Salia, 44, arrived in Omaha, Nebraska, at 3:45 p.m. EST on Saturday. He was unable to walk into the Nebraska Medical Center on his own and was said to be in "extremely critical" condition. Salia had been splitting his time between New Carrolton, Maryland, and Sierra Leone and was not specifically treating Ebola patients while in the country. Salia was experiencing advanced symptoms of Ebola, including kidney and respiratory failure, Nebraska Medical Center said on Twitter.

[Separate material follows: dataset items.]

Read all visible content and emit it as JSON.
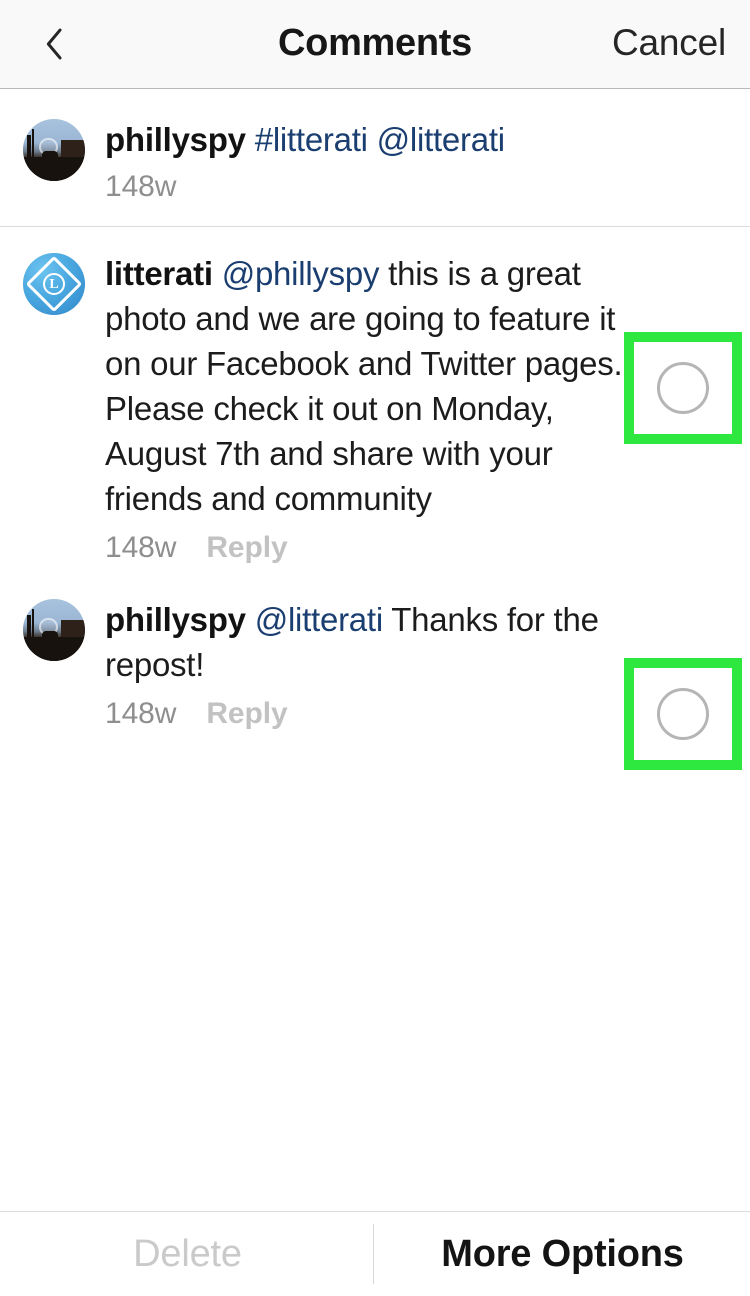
{
  "header": {
    "back_icon": "chevron-left-icon",
    "title": "Comments",
    "cancel_label": "Cancel"
  },
  "comments": [
    {
      "avatar_type": "photo",
      "username": "phillyspy",
      "mention": "#litterati @litterati",
      "text": "",
      "timestamp": "148w",
      "reply_label": "",
      "selectable": false
    },
    {
      "avatar_type": "logo",
      "username": "litterati",
      "mention": "@phillyspy",
      "text": " this is a great photo and we are going to feature it on our Facebook and Twitter pages. Please check it out on Monday, August 7th and share with your friends and community",
      "timestamp": "148w",
      "reply_label": "Reply",
      "selectable": true
    },
    {
      "avatar_type": "photo",
      "username": "phillyspy",
      "mention": "@litterati",
      "text": " Thanks for the repost!",
      "timestamp": "148w",
      "reply_label": "Reply",
      "selectable": true
    }
  ],
  "selection": {
    "highlight_color": "#2fe83f",
    "circle_border_color": "#b5b5b5",
    "checked": false
  },
  "logo_avatar": {
    "letter": "L"
  },
  "bottom_bar": {
    "delete_label": "Delete",
    "more_options_label": "More Options"
  },
  "colors": {
    "link": "#1b3e70",
    "text": "#1c1c1c",
    "muted": "#8e8e8e",
    "reply": "#c2c2c2",
    "header_bg": "#f9f9f9"
  }
}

"Dr. Salia was extremely critical when he arrived here, and unfortunately, despite our best efforts, we weren't able to save him," Dr. Phil Smith, medical director of the biocontainment unit at the Nebraska Medical Center, said in a statement. Smith said Salia was treated with the experimental drug ZMapp as well as plasma from an Ebola survivor. Zmapp was used in the treatment of Teresa Romero, the Spanish nurse who contracted the virus, and Kent Brantly, the first person treated for Ebola in the U.S.

Nebraska Medical Center previously treated Dr. Rick Sacra and NBC freelance cameraman Ashoka Mukpo. The hospital is one of four in the U.S. that is equipped to handle an infectious disease outbreak and features a 10-bed isolated unit.

Thomas Eric Duncan was the first Ebola casualty in the U.S. The Liberian national had traveled to Dallas to marry his girlfriend and began showing symptoms within days after arriving. He was treated at Texas Health Presbyterian Hospital and died Oct. 8.